Patientes et méthodes

Sélection des patientes

Cette série de cas comporte 11 patientes. Sept cas ont été sélectionnés à partir des données d'une étude cas-témoins dont l'objectif était d'évaluer le risque relatif lié à la prise d'un traitement par tamoxifène sur l'apparition d'un cancer de l'endomètre chez des femmes ayant présenté auparavant un cancer du sein. La sélection des cas décrite lors d'une précédente publication ne sera pas reprise ici (Sasco et al., 1995b ; 1996). Pour le présent article, 7 des 23 patientes présélectionnées à Lyon ont été choisies du fait des particularités de leur histoire clinique.
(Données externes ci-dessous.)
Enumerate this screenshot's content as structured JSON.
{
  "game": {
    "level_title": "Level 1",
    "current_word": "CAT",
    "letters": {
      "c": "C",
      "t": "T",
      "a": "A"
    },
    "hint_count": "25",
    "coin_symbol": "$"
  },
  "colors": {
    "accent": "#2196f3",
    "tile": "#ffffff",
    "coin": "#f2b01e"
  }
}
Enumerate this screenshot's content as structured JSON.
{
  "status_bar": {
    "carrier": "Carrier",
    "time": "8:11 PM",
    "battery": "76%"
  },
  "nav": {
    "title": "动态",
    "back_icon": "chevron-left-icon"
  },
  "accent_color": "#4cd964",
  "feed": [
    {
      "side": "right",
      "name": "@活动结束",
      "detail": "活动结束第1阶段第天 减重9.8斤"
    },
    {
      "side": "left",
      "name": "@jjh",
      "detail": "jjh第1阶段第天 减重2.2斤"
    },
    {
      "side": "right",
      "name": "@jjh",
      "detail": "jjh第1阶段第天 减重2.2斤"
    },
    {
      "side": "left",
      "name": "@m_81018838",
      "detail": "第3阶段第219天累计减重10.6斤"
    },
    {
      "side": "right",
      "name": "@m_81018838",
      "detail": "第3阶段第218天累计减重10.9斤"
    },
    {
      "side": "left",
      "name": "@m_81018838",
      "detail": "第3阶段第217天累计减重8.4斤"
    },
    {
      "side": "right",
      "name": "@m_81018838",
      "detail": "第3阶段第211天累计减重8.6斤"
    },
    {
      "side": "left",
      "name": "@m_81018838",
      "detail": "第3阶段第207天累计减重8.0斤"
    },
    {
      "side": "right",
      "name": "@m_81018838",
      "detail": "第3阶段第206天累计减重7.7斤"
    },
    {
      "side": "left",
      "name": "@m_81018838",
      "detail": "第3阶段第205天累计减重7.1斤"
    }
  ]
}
Quatre autres cas, dont 3 patientes lyonnaises non incluses dans l'étude précédemment citée du fait des critères de sélection (délai d'apparition du cancer de l'endomètre inférieur à 1 an (2 cas), hystérectomie subtotale préalable (1 cas)) et 1 patiente d'une autre région, ont été ajoutés à cette série.

Les critères de sélection de notre série de cas comprenaient un traitement du cancer du sein par tamoxifène ainsi qu'une forme histologique particulière ou une évolution agressive du cancer de l'endomètre, ou encore l'existence d'un troisième cancer en plus du sein et de l'endomètre.

Recueil des données

Les données cliniques ont été collectées par une seule personne (R. Ah-Song), sauf pour le 11e cas. Les dossiers ont été étudiés sur place dans les différents services concernés. Les données, concernant les antécédents familiaux et personnels tels que la vie reproductive, les cancers du sein et de l'endomètre (diagnostic, histologie, traitement, évolution), éventuellement un autre cancer et enfin le suivi de ces patientes, ont été recueillies avec un souci d'exhaustivité.